Hamish Wilson, CEO of Minus7, was able to see this first hand when he participated in the launch of a Horizon 2020 project called Integridy last week.
This €15 million project pulls together teams from throughout Europe to develop a common approach to managing distributed energy generation and storage. At the heart of the project are ten pilots tests in sites ranging from Cyprus, a Greek Island, Romania, Italy, Spain, Portugal and here in the UK, on the Isle of Wight.
We speak to Hamish about his Horizon 2020 journey so far…
“I attended the kick-off meeting in Barcelona. Attended by some 60 people from all over Europe, it was wonderful to interact with people working in the same field as us (renewable energy) in different parts of Europe and to hear their perspectives on the energy problem.

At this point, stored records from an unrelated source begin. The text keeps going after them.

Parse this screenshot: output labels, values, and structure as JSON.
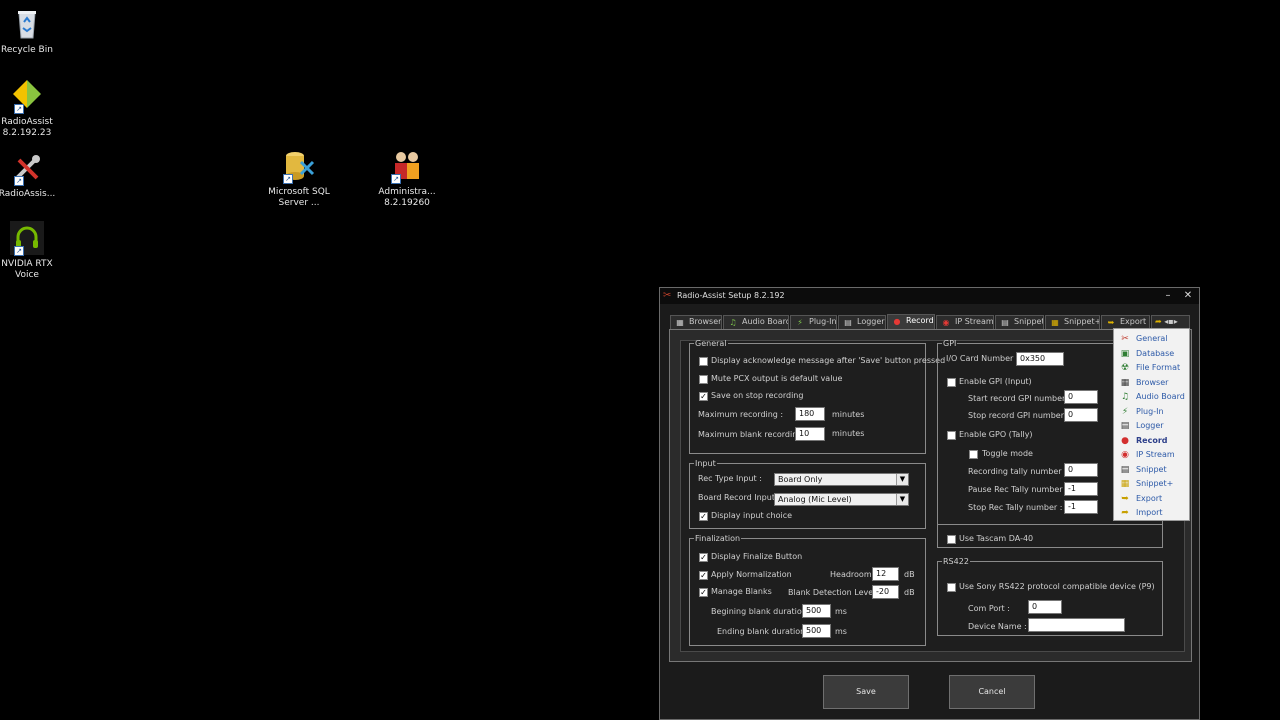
{
  "desktop": {
    "icons": [
      {
        "label": "Recycle Bin"
      },
      {
        "label": "RadioAssist 8.2.192.23"
      },
      {
        "label": "RadioAssis..."
      },
      {
        "label": "NVIDIA RTX Voice"
      },
      {
        "label": "Microsoft SQL Server ..."
      },
      {
        "label": "Administra... 8.2.19260"
      }
    ]
  },
  "window": {
    "title": "Radio-Assist Setup 8.2.192",
    "minimize": "–",
    "close": "✕",
    "tabs": [
      {
        "label": "Browser"
      },
      {
        "label": "Audio Board"
      },
      {
        "label": "Plug-In"
      },
      {
        "label": "Logger"
      },
      {
        "label": "Record"
      },
      {
        "label": "IP Stream"
      },
      {
        "label": "Snippet"
      },
      {
        "label": "Snippet+"
      },
      {
        "label": "Export"
      }
    ],
    "general": {
      "legend": "General",
      "ack_label": "Display acknowledge message after 'Save' button pressed",
      "mute_label": "Mute PCX output is default value",
      "save_stop_label": "Save on stop recording",
      "max_rec_label": "Maximum recording :",
      "max_rec_value": "180",
      "max_rec_unit": "minutes",
      "max_blank_label": "Maximum blank recording :",
      "max_blank_value": "10",
      "max_blank_unit": "minutes"
    },
    "input": {
      "legend": "Input",
      "rec_type_label": "Rec Type Input :",
      "rec_type_value": "Board Only",
      "board_rec_label": "Board Record Input :",
      "board_rec_value": "Analog (Mic Level)",
      "display_choice_label": "Display input choice"
    },
    "finalization": {
      "legend": "Finalization",
      "display_finalize_label": "Display Finalize Button",
      "apply_norm_label": "Apply Normalization",
      "headroom_label": "Headroom :",
      "headroom_value": "12",
      "headroom_unit": "dB",
      "manage_blanks_label": "Manage Blanks",
      "blank_level_label": "Blank Detection Level :",
      "blank_level_value": "-20",
      "blank_level_unit": "dB",
      "begin_blank_label": "Begining blank duration :",
      "begin_blank_value": "500",
      "begin_blank_unit": "ms",
      "end_blank_label": "Ending blank duration :",
      "end_blank_value": "500",
      "end_blank_unit": "ms"
    },
    "gpi": {
      "legend": "GPI",
      "io_card_label": "I/O Card Number :",
      "io_card_value": "0x350",
      "enable_gpi_label": "Enable GPI (Input)",
      "start_rec_label": "Start record GPI number :",
      "start_rec_value": "0",
      "stop_rec_label": "Stop record GPI number :",
      "stop_rec_value": "0",
      "enable_gpo_label": "Enable GPO (Tally)",
      "toggle_label": "Toggle mode",
      "rec_tally_label": "Recording tally number :",
      "rec_tally_value": "0",
      "pause_tally_label": "Pause Rec Tally number :",
      "pause_tally_value": "-1",
      "stop_tally_label": "Stop Rec Tally number :",
      "stop_tally_value": "-1"
    },
    "tascam_label": "Use Tascam DA-40",
    "rs422": {
      "legend": "RS422",
      "sony_label": "Use Sony RS422 protocol compatible device (P9)",
      "com_port_label": "Com Port :",
      "com_port_value": "0",
      "device_name_label": "Device Name :",
      "device_name_value": ""
    },
    "menu": [
      {
        "label": "General",
        "icon": "general-icon",
        "color": "#c0392b"
      },
      {
        "label": "Database",
        "icon": "database-icon",
        "color": "#2e7d32"
      },
      {
        "label": "File Format",
        "icon": "radiation-icon",
        "color": "#2e7d32"
      },
      {
        "label": "Browser",
        "icon": "browser-icon",
        "color": "#333333"
      },
      {
        "label": "Audio Board",
        "icon": "audio-board-icon",
        "color": "#2e7d32"
      },
      {
        "label": "Plug-In",
        "icon": "plug-in-icon",
        "color": "#2e7d32"
      },
      {
        "label": "Logger",
        "icon": "logger-icon",
        "color": "#333333"
      },
      {
        "label": "Record",
        "icon": "record-icon",
        "color": "#d32f2f"
      },
      {
        "label": "IP Stream",
        "icon": "ip-stream-icon",
        "color": "#d32f2f"
      },
      {
        "label": "Snippet",
        "icon": "snippet-icon",
        "color": "#333333"
      },
      {
        "label": "Snippet+",
        "icon": "snippet-plus-icon",
        "color": "#c8a000"
      },
      {
        "label": "Export",
        "icon": "export-icon",
        "color": "#c8a000"
      },
      {
        "label": "Import",
        "icon": "import-icon",
        "color": "#c8a000"
      }
    ],
    "save_label": "Save",
    "cancel_label": "Cancel"
  }
}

I saw a number of opportunities for Minus7 technology in applications in the French Alps, Lisbon, Barcelona (on a leisure centre – where a gym needs cooling, and the waste heat energy can be utilised to heat their swimming pool – a great fit for Minus7’s integrated technology). It was great to hear the analogy of energy provision on a Greek island and compare that to the Isle of Wight in the UK.
May’s speech drew upon her ongoing ambition for the UK to become a leader in science and innovation. She said that she wanted the UK to “become a magnet for international talent and a home to pioneers and innovators. A truly Global Britain – the best friend and neighbour to our European partners but a country that reaches beyond the borders of Europe too.” To cultivate the future Britain the prime minister envisions, the flow of talent and ideas and collaboration is required to lead the way in delivering innovative new technologies.
Hamish says, “it was such fun to be with and work with people from different nationalities! We made contact with academics in Greece who are working on energy data collection, grid optimisation and management that will be very useful to the work that Minus7 are doing. We will look to incorporate their ideas to develop our technology even further. Being part of this Horizon 2020 project will bring massive value to Minus7 in a variety of different ways. Of course, the required EU administration is an overhead to the project, but the good far outweighs the bureaucratic bad.”
It is worth remembering that Switzerland was knocked out of the Horizon 2020 funding when it voted to restrict freedom of movement in 2014, it only later managed limited access until the Federal Council of Switzerland ratified the protocol on the extension of the free movement of persons late last year, meaning that as of 1 January 2017 until 31 December 2020 Switzerland is fully associated to Horizon 2020. Will the UK choose to do the same? “We would certainly hope so.” says Hamish.
As May noted “June the 23rd was not the moment Britain chose to step back from the world and It remains overwhelmingly and compellingly in Britain’s national interest that the EU should succeed.” For Minus7, the answer is clear – engaging with people from all nationalities to help find solutions will not only ensure the UK’s energy security and alleviate fuel poverty throughout the country but will help its European neighbours as well.